OldHippieChick wrote (edited )

True in many if not most social circles in 2018, I fear. :''(

Thank you for tactfully correcting me and reminding me to post an article in /f/parenting yesterday that I had forgotten to post or incorrectly assumed was no longer relevant and/or realistic

ziq, I am so sorry that happened to you too when you were that age. I hope I have the power to keep it from happening to the last 13-14 year old person I will ever have the power to protect from this specific type of sexual assault.


tusk wrote (edited )

I think there is a problem that society sees women as vulnerable and men as strong and unemotional... so when a man is abused by a woman it isn't taken seriously and if the man pushes the issue he is called a pussy or something.


OldHippieChick wrote (edited )


I see a huge problem with gender roles in society that just isn't going to get unraveled until we all feel safe and can focus on our similarities rather than our differences.

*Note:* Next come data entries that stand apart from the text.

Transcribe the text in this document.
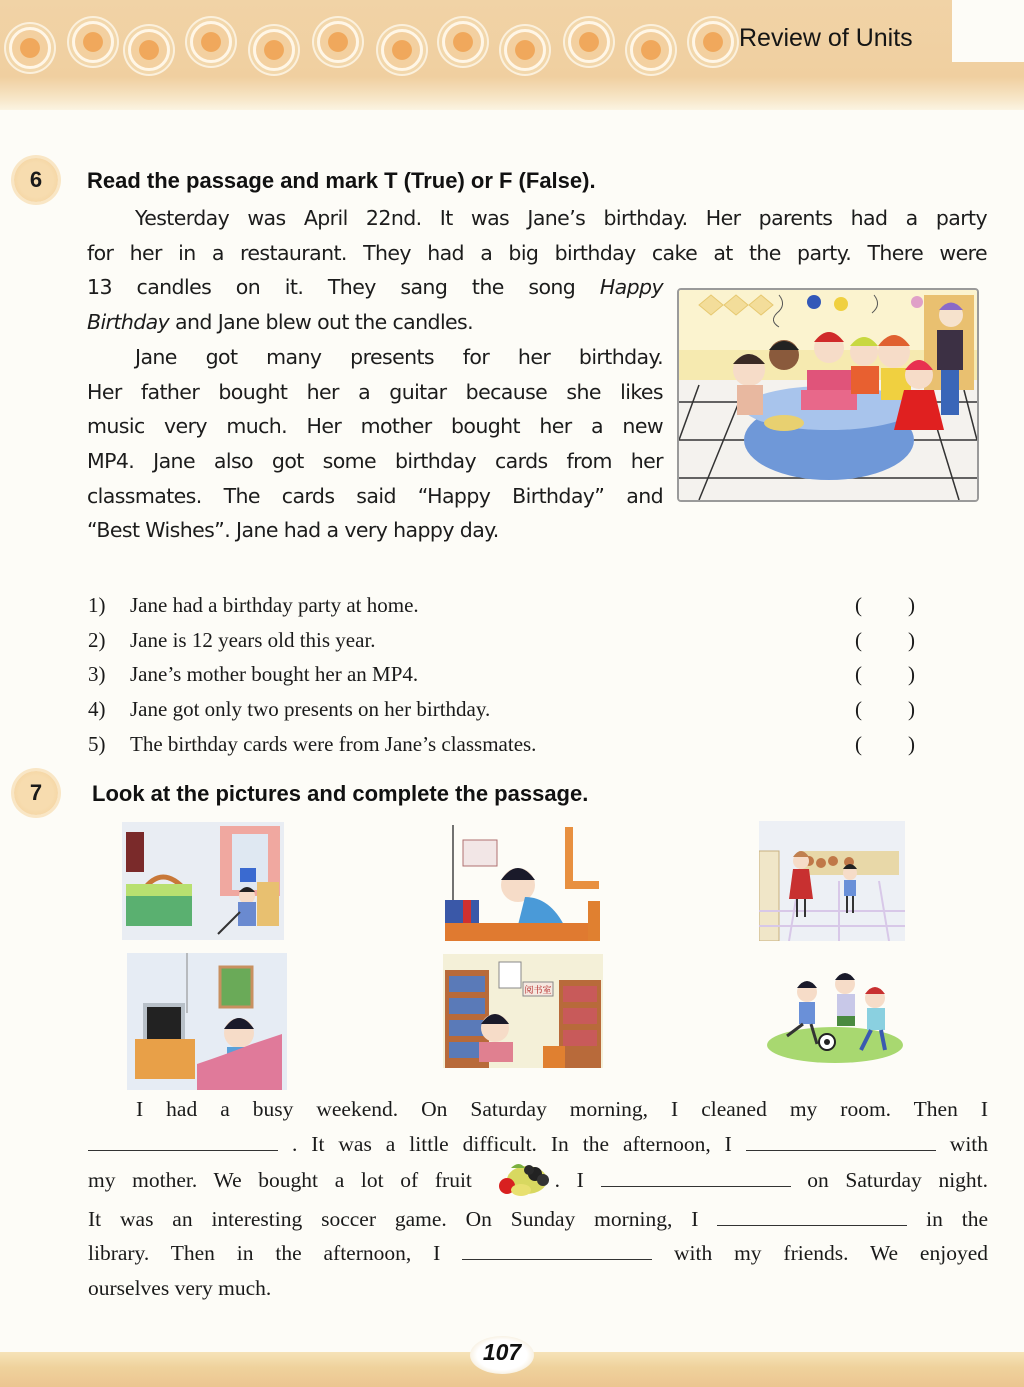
Review of Units
6	Read the passage and mark T (True) or F (False).
Yesterday was April 22nd. It was Jane’s birthday. Her parents had a party
for her in a restaurant. They had a big birthday cake at the party. There were
13 candles on it. They sang the song Happy
Birthday and Jane blew out the candles.
Jane got many presents for her birthday.
Her father bought her a guitar because she likes
music very much. Her mother bought her a new
MP4. Jane also got some birthday cards from her
classmates. The cards said “Happy Birthday” and
“Best Wishes”. Jane had a very happy day.
1) Jane had a birthday party at home.	( )
2) Jane is 12 years old this year.	( )
3) Jane’s mother bought her an MP4.	( )
4) Jane got only two presents on her birthday.	( )
5) The birthday cards were from Jane’s classmates.	( )
7	Look at the pictures and complete the passage.
阅书室
I had a busy weekend. On Saturday morning, I cleaned my room. Then I
. It was a little difficult. In the afternoon, I	with
my mother. We bought a lot of fruit	. I	on Saturday night.
It was an interesting soccer game. On Sunday morning, I	in the
library. Then in the afternoon, I	with my friends. We enjoyed
ourselves very much.
107
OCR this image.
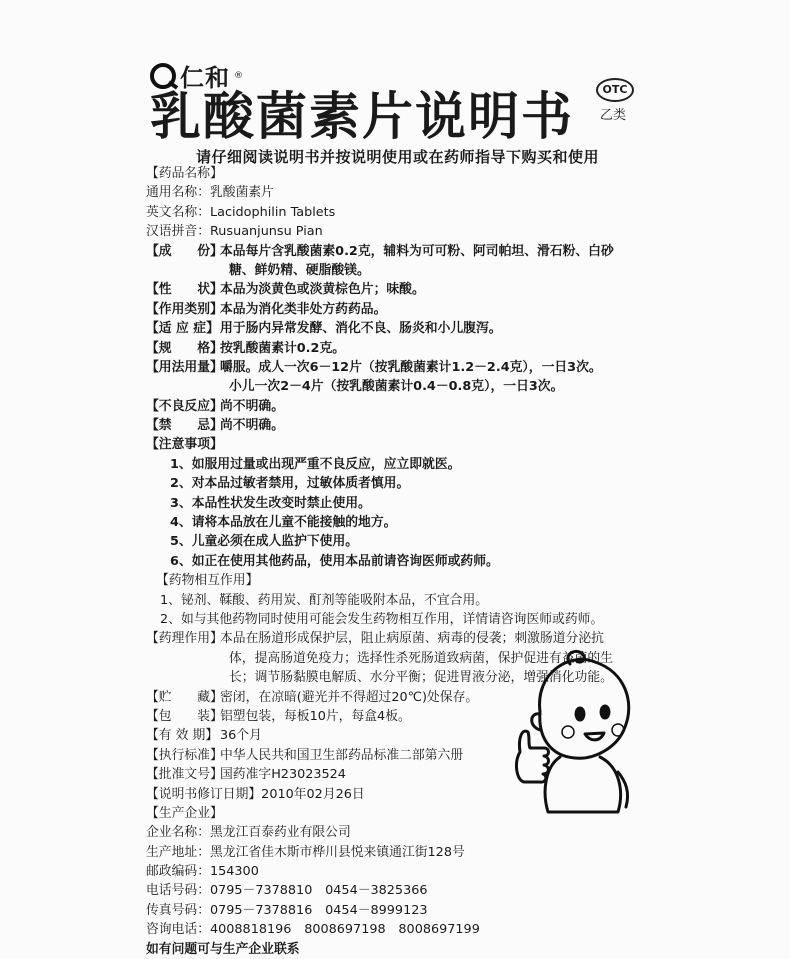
仁和 ®
乳酸菌素片说明书	OTC
乙类
请仔细阅读说明书并按说明使用或在药师指导下购买和使用
【药品名称】
通用名称：乳酸菌素片
英文名称：Lacidophilin Tablets
汉语拼音：Rusuanjunsu Pian
【成　　份】本品每片含乳酸菌素0.2克，辅料为可可粉、阿司帕坦、滑石粉、白砂
糖、鲜奶精、硬脂酸镁。
【性　　状】本品为淡黄色或淡黄棕色片；味酸。
【作用类别】本品为消化类非处方药药品。
【适 应 症】用于肠内异常发酵、消化不良、肠炎和小儿腹泻。
【规　　格】按乳酸菌素计0.2克。
【用法用量】嚼服。成人一次6－12片（按乳酸菌素计1.2－2.4克），一日3次。
小儿一次2－4片（按乳酸菌素计0.4－0.8克），一日3次。
【不良反应】尚不明确。
【禁　　忌】尚不明确。
【注意事项】
1、如服用过量或出现严重不良反应，应立即就医。
2、对本品过敏者禁用，过敏体质者慎用。
3、本品性状发生改变时禁止使用。
4、请将本品放在儿童不能接触的地方。
5、儿童必须在成人监护下使用。
6、如正在使用其他药品，使用本品前请咨询医师或药师。
【药物相互作用】
1、铋剂、鞣酸、药用炭、酊剂等能吸附本品，不宜合用。
2、如与其他药物同时使用可能会发生药物相互作用，详情请咨询医师或药师。
【药理作用】本品在肠道形成保护层，阻止病原菌、病毒的侵袭；刺激肠道分泌抗
体，提高肠道免疫力；选择性杀死肠道致病菌，保护促进有益菌的生
长；调节肠黏膜电解质、水分平衡；促进胃液分泌，增强消化功能。
【贮　　藏】密闭，在凉暗(避光并不得超过20℃)处保存。
【包　　装】铝塑包装，每板10片，每盒4板。
【有 效 期】 36个月
【执行标准】中华人民共和国卫生部药品标准二部第六册
【批准文号】国药准字H23023524
【说明书修订日期】2010年02月26日
【生产企业】
企业名称：黑龙江百泰药业有限公司
生产地址：黑龙江省佳木斯市桦川县悦来镇通江街128号
邮政编码：154300
电话号码：0795－7378810　0454－3825366
传真号码：0795－7378816　0454－8999123
咨询电话：4008818196　8008697198　8008697199
如有问题可与生产企业联系
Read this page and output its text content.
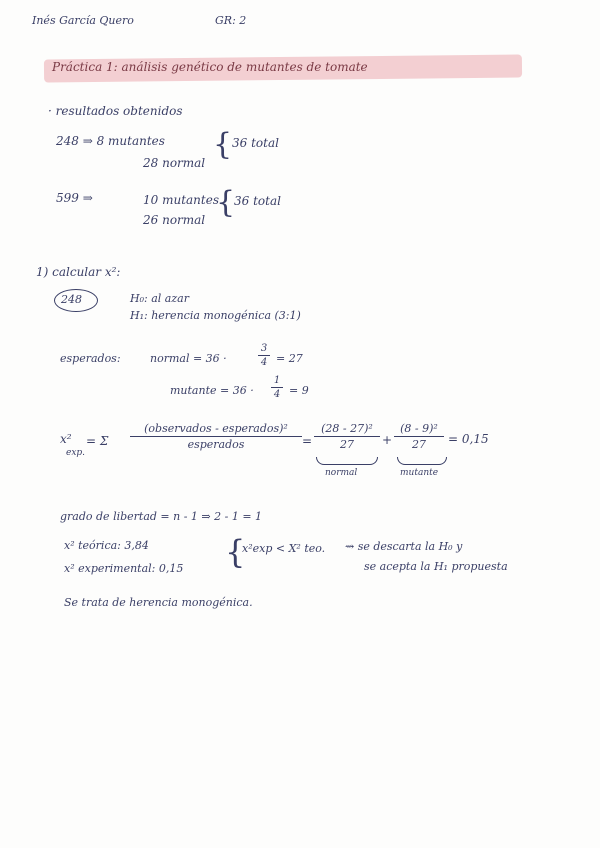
Inés García Quero	GR: 2
Práctica 1: análisis genético de mutantes de tomate
· resultados obtenidos
248 ⇒ 8 mutantes { 36 total
28 normal
599 ⇒	10 mutantes
{
36 total
26 normal
1) calcular x²:
248	H₀: al azar
H₁: herencia monogénica (3:1)
esperados:	normal = 36 ·
3
4 = 27
mutante = 36 ·
1
4 = 9
x²
exp.
= Σ
(observados - esperados)²
esperados	=
(28 - 27)²
27	+
(8 - 9)²
27	= 0,15
normal	mutante
grado de libertad = n - 1 ⇒ 2 - 1 = 1
x² teórica: 3,84
x² experimental: 0,15 {
x²exp < X² teo. ⇝ se descarta la H₀ y
se acepta la H₁ propuesta
Se trata de herencia monogénica.
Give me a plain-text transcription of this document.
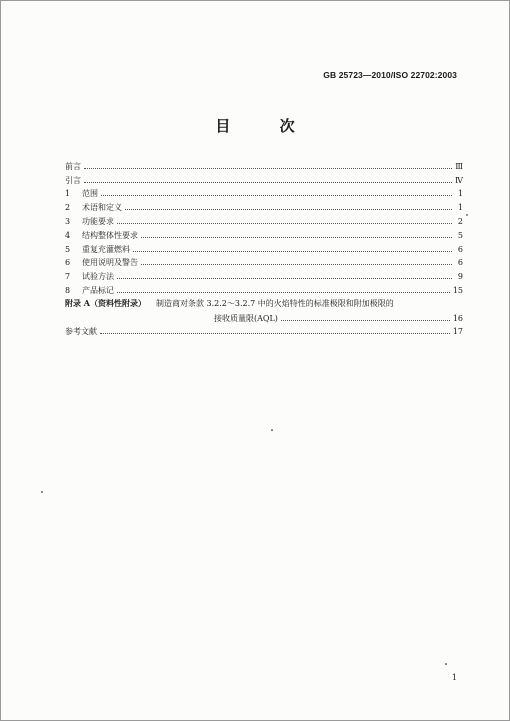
GB 25723—2010/ISO 22702:2003
目 次
前言	Ⅲ
引言	Ⅳ
1	范围	1
2	术语和定义	1
3	功能要求	2
4	结构整体性要求	5
5	重复充灌燃料	6
6	使用说明及警告	6
7	试验方法	9
8	产品标记	15
附录 A（资料性附录） 制造商对条款 3.2.2～3.2.7 中的火焰特性的标准极限和附加极限的
接收质量限(AQL)	16
参考文献	17
1
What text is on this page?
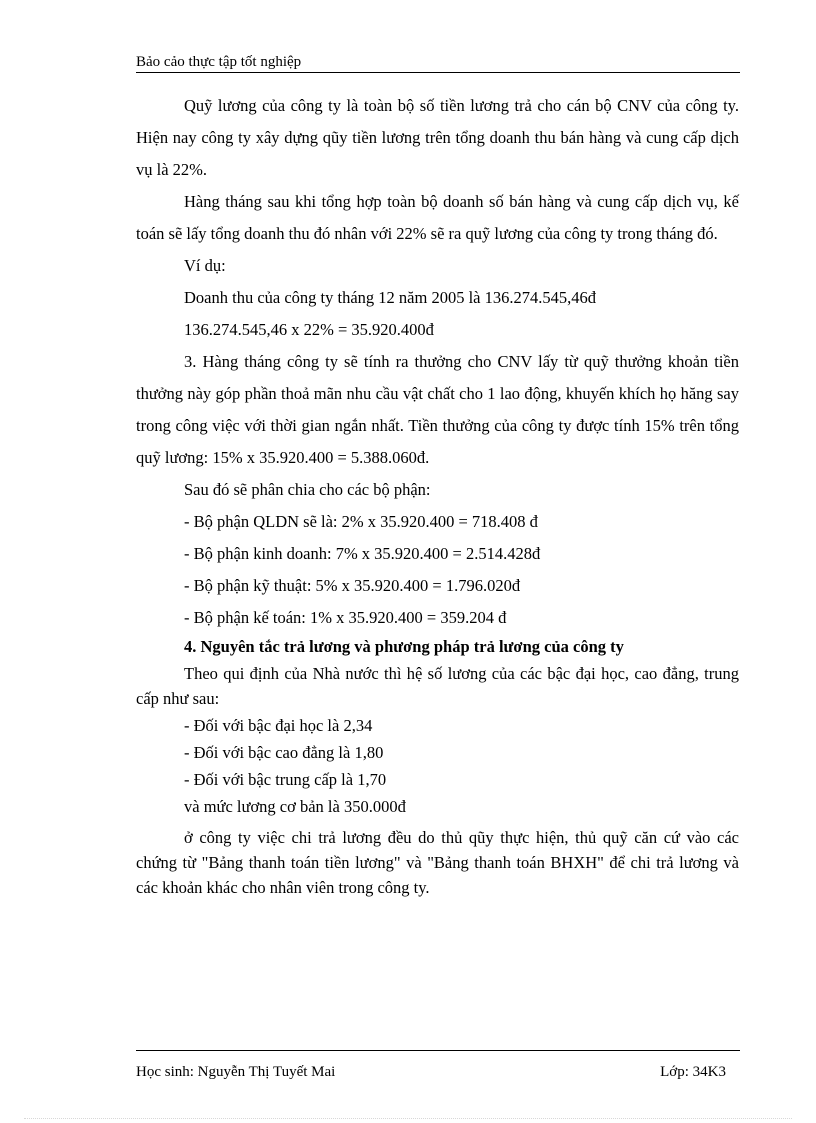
Bảo cảo thực tập tốt nghiệp

Quỹ lương của công ty là toàn bộ số tiền lương trả cho cán bộ CNV của công ty. Hiện nay công ty xây dựng qũy tiền lương trên tổng doanh thu bán hàng và cung cấp dịch vụ là 22%.

Hàng tháng sau khi tổng hợp toàn bộ doanh số bán hàng và cung cấp dịch vụ, kế toán sẽ lấy tổng doanh thu đó nhân với 22% sẽ ra quỹ lương của công ty trong tháng đó.

Ví dụ:

Doanh thu của công ty tháng 12 năm 2005 là 136.274.545,46đ

136.274.545,46 x 22% = 35.920.400đ

3. Hàng tháng công ty sẽ tính ra thưởng cho CNV lấy từ quỹ thưởng khoản tiền thưởng này góp phần thoả mãn nhu cầu vật chất cho 1 lao động, khuyến khích họ hăng say trong công việc với thời gian ngắn nhất. Tiền thưởng của công ty được tính 15% trên tổng quỹ lương: 15% x 35.920.400 = 5.388.060đ.

Sau đó sẽ phân chia cho các bộ phận:

- Bộ phận QLDN sẽ là: 2% x 35.920.400 = 718.408 đ

- Bộ phận kinh doanh: 7% x 35.920.400 = 2.514.428đ

- Bộ phận kỹ thuật: 5% x 35.920.400 = 1.796.020đ

- Bộ phận kế toán: 1% x 35.920.400 = 359.204 đ

4. Nguyên tắc trả lương và phương pháp trả lương của công ty

Theo qui định của Nhà nước thì hệ số lương của các bậc đại học, cao đẳng, trung cấp như sau:

- Đối với bậc đại học là 2,34

- Đối với bậc cao đẳng là 1,80

- Đối với bậc trung cấp là 1,70

và mức lương cơ bản là 350.000đ

ở công ty việc chi trả lương đều do thủ qũy thực hiện, thủ quỹ căn cứ vào các chứng từ "Bảng thanh toán tiền lương" và "Bảng thanh toán BHXH" để chi trả lương và các khoản khác cho nhân viên trong công ty.

Học sinh: Nguyễn Thị Tuyết Mai	Lớp: 34K3
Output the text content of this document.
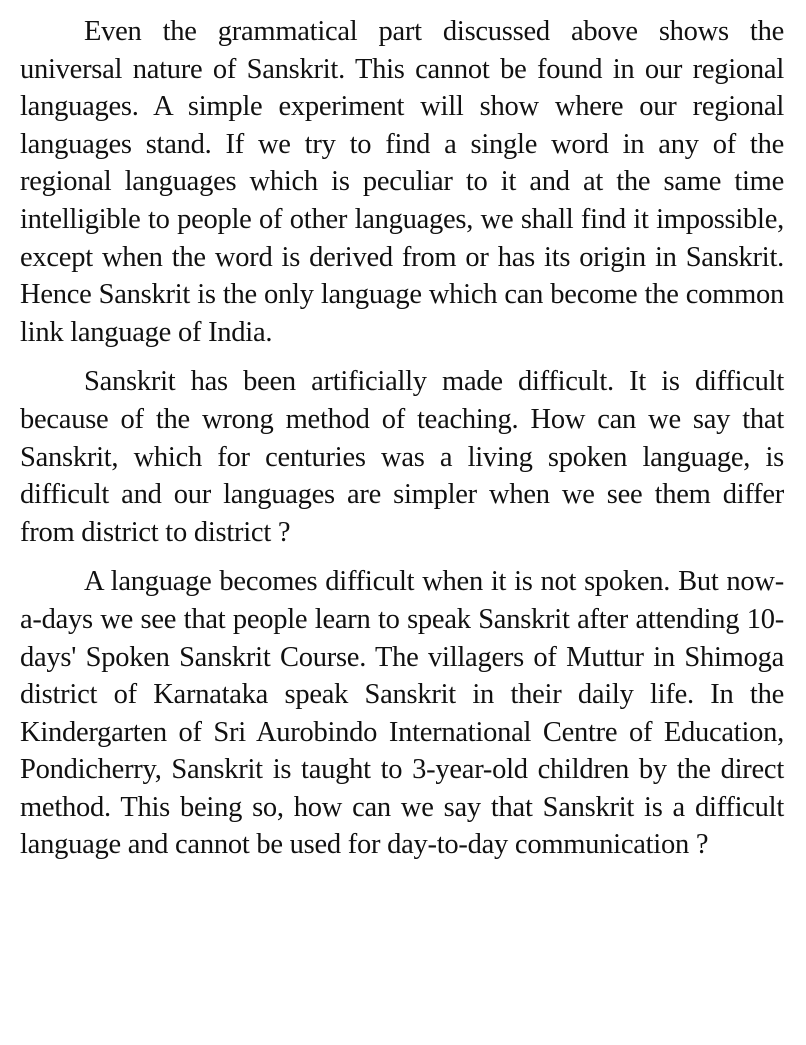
Even the grammatical part discussed above shows the universal nature of Sanskrit. This cannot be found in our regional languages. A simple experiment will show where our regional languages stand. If we try to find a single word in any of the regional languages which is peculiar to it and at the same time intelligible to people of other languages, we shall find it impossible, except when the word is derived from or has its origin in Sanskrit. Hence Sanskrit is the only language which can become the common link language of India.

Sanskrit has been artificially made difficult. It is difficult because of the wrong method of teaching. How can we say that Sanskrit, which for centuries was a living spoken language, is difficult and our languages are simpler when we see them differ from district to district ?

A language becomes difficult when it is not spoken. But now-a-days we see that people learn to speak Sanskrit after attending 10-days' Spoken Sanskrit Course. The villagers of Muttur in Shimoga district of Karnataka speak Sanskrit in their daily life. In the Kindergarten of Sri Aurobindo International Centre of Education, Pondicherry, Sanskrit is taught to 3-year-old children by the direct method. This being so, how can we say that Sanskrit is a difficult language and cannot be used for day-to-day communication ?
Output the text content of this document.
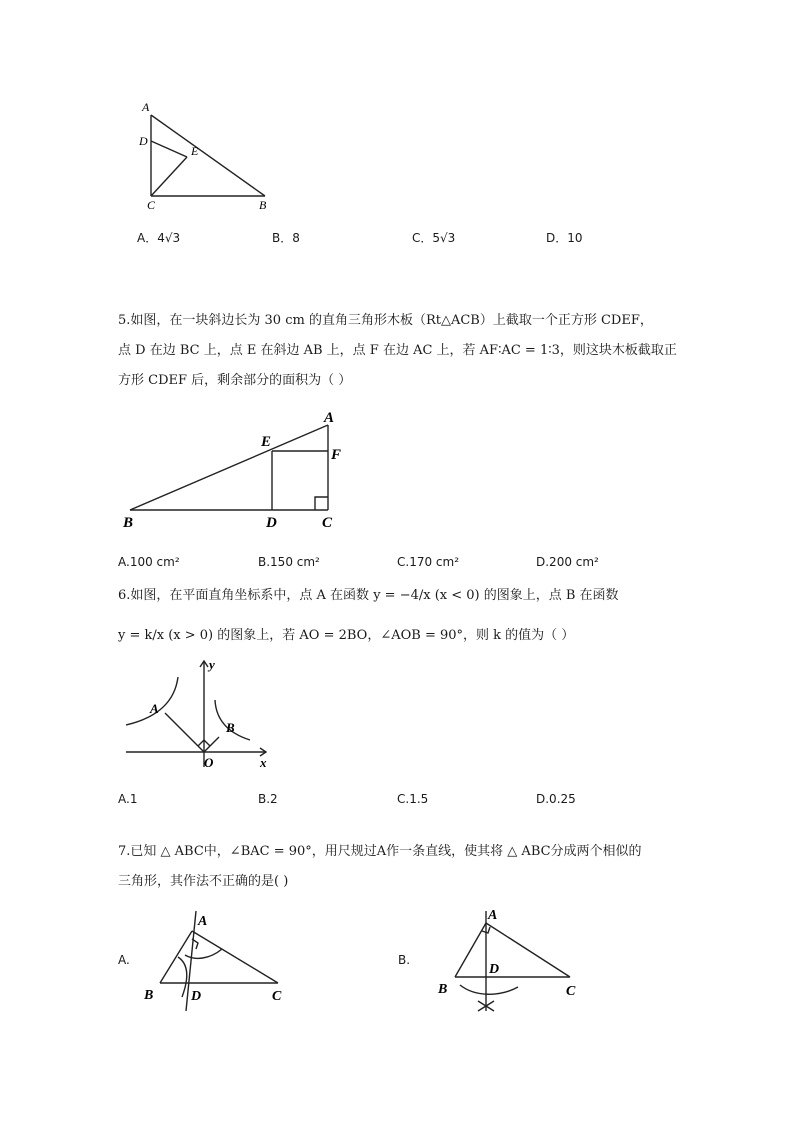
A
D
E
C	B
A．4√3	B．8	C．5√3	D．10
5.如图，在一块斜边长为 30 cm 的直角三角形木板（Rt△ACB）上截取一个正方形 CDEF，
点 D 在边 BC 上，点 E 在斜边 AB 上，点 F 在边 AC 上，若 AF∶AC = 1∶3，则这块木板截取正
方形 CDEF 后，剩余部分的面积为（ ）
A
E
F
B	D	C
A.100 cm²	B.150 cm²	C.170 cm²	D.200 cm²
6.如图，在平面直角坐标系中，点 A 在函数 y = −4/x (x < 0) 的图象上，点 B 在函数
y = k/x (x > 0) 的图象上，若 AO = 2BO，∠AOB = 90°，则 k 的值为（ ）
y
x
O
A
B
A.1	B.2	C.1.5	D.0.25
7.已知 △ ABC中，∠BAC = 90°，用尺规过A作一条直线，使其将 △ ABC分成两个相似的
三角形，其作法不正确的是( )
A.
A
B	D	C
B.
A
D
B	C
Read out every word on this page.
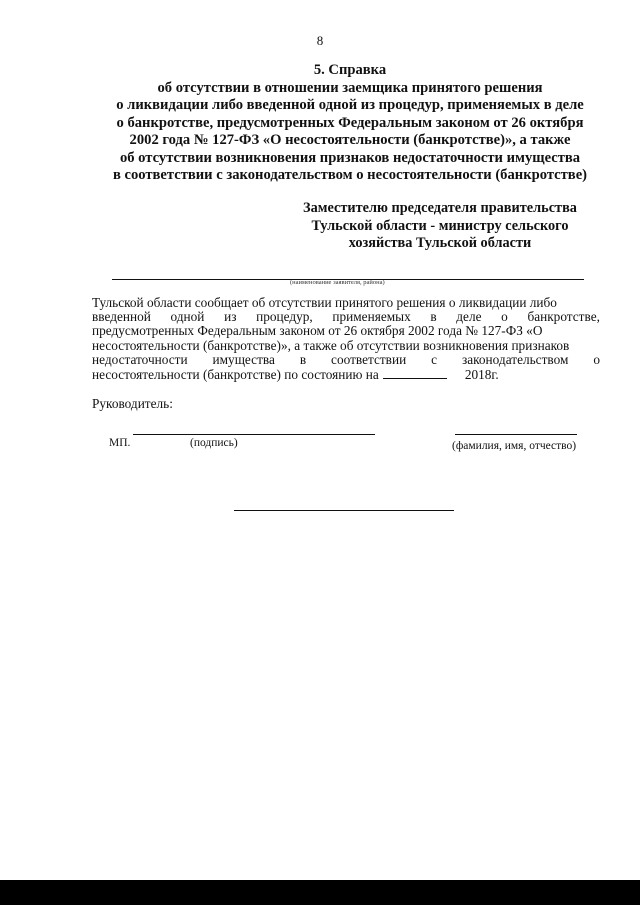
8
5. Справка
об отсутствии в отношении заемщика принятого решения
о ликвидации либо введенной одной из процедур, применяемых в деле
о банкротстве, предусмотренных Федеральным законом от 26 октября
2002 года № 127-ФЗ «О несостоятельности (банкротстве)», а также
об отсутствии возникновения признаков недостаточности имущества
в соответствии с законодательством о несостоятельности (банкротстве)
Заместителю председателя правительства
Тульской области - министру сельского
хозяйства Тульской области
(наименование заявителя, района)
Тульской области сообщает об отсутствии принятого решения о ликвидации либо
введенной одной из процедур, применяемых в деле о банкротстве,
предусмотренных Федеральным законом от 26 октября 2002 года № 127-ФЗ «О
несостоятельности (банкротстве)», а также об отсутствии возникновения признаков
недостаточности имущества в соответствии с законодательством о
несостоятельности (банкротстве) по состоянию на	2018г.
Руководитель:
МП.	(подпись)	(фамилия, имя, отчество)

I see a huge problem in a society where a more vulnerable minority (nonbinary kids) has to protect a less vulnerable minority (cisgendered female adults) from a common enemy.

The problem makes me cry. Sometimes it makes me overcompensate. To be bluntly honest, just between you and me and the entire internet, tusk, sometimes I need a break and I have to pace myself so I don't accidentally overcompensate myself into assholery.

Just a heads up in case you ever feel that way too. It's okay to take breaks. It's okay to feel feelings. The only thing that isn't okay is to get carried away by those feelings and accidentally hurt other people's feelings.

That may or may not be what that drunk woman did, but it was NOT okay and she can NOT do it.


bloodrose wrote

I'm sorry this happened to you. I have no good advice but wanted to offer commiseration.